In our last post, we asked:

Are we able to find any advantages from Lévy flights in order to improve activities related with the stock markets?

As we always deliver the goods, we’ve looked for an example of a particular kind of Lévy Flights’ usefulness. In particular, we’re interested in ‘Truncated Lévy flights’ (TLF). Before showing the results obtained with this new model, let’s quickly review the “problems” associated with making assumptions concerning normally distributed returns.

 

“Returns are normally distributed.”

It’s well known that the normal distribution model fails to describe the fat tails of markets. If we assume normality, this implies that the probability of a three-sigma event (a return three standard deviations below its arithmetic mean) has a probability of only 0.13%, once every 1000 times. However, we have checked this with daily returns of the S&P 500 Index (from January 1964 to nowadays) and the empirical probability is 0.6%. Then, the probability of a three-sigma event is almost five times greater than one would expect under a normal distribution.

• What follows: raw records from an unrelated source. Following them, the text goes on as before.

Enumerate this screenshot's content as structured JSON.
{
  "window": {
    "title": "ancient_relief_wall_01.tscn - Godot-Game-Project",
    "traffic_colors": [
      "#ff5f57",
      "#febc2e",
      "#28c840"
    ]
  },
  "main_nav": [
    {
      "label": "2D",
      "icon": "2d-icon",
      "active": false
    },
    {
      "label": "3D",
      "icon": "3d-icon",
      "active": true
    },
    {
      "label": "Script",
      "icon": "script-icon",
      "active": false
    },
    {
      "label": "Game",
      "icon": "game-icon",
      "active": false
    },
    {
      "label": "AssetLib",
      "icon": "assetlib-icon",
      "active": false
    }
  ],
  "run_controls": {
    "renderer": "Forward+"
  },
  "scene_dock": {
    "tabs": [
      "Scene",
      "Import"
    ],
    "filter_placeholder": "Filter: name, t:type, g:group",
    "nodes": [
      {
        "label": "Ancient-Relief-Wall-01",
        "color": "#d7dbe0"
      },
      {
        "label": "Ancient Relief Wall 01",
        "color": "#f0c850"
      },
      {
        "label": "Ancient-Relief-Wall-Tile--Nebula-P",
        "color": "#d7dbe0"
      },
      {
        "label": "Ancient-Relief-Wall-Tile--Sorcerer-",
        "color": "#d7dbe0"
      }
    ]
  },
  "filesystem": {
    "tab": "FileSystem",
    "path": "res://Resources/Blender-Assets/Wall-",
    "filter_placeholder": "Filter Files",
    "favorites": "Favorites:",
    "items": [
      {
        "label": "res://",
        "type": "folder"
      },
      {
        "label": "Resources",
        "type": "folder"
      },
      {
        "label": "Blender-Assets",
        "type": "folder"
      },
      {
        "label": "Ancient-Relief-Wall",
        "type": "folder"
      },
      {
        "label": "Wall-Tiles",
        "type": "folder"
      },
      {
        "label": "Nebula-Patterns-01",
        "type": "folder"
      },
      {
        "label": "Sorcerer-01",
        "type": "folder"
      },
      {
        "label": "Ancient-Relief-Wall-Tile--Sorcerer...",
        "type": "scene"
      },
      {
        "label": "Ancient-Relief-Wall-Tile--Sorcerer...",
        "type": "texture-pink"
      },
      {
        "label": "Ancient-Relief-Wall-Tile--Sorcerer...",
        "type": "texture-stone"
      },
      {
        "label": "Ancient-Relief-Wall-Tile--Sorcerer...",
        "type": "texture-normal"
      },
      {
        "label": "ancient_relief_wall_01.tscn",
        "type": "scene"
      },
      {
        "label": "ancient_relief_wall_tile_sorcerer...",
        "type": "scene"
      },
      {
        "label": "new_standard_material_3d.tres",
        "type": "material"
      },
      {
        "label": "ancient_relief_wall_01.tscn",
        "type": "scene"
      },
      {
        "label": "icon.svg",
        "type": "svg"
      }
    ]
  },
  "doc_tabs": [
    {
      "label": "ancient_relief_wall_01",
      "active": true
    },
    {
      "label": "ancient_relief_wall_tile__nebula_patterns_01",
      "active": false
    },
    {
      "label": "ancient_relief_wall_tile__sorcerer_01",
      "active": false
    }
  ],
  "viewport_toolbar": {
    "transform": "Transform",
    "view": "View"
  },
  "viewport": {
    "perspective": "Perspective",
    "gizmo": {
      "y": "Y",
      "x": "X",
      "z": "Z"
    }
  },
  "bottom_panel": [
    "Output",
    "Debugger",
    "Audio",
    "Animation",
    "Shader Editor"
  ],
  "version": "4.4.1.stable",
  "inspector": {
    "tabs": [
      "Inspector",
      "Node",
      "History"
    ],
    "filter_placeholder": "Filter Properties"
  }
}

Unfortunately, the Lévy stable distribution model is not the perfect solution to this problem, as it has fat tails, but leads to an infinite variance, thus complicating risk estimation, so…

 

What about trying a particular case of Lévy flight, one which matches with the properties we want?

This post seeks to introduce TLF’s in order to estimate the downside risk of an asset class. The selected downside risk metric is the monthly value-at-risk (VaR) with a confidence level of 99%. Selecting TLF for this task is suitable because it’s a model with a distribution somewhere between the normal and stable distribution:

  1. an appropriately fat…
  2. …but finite tail (= finite variance).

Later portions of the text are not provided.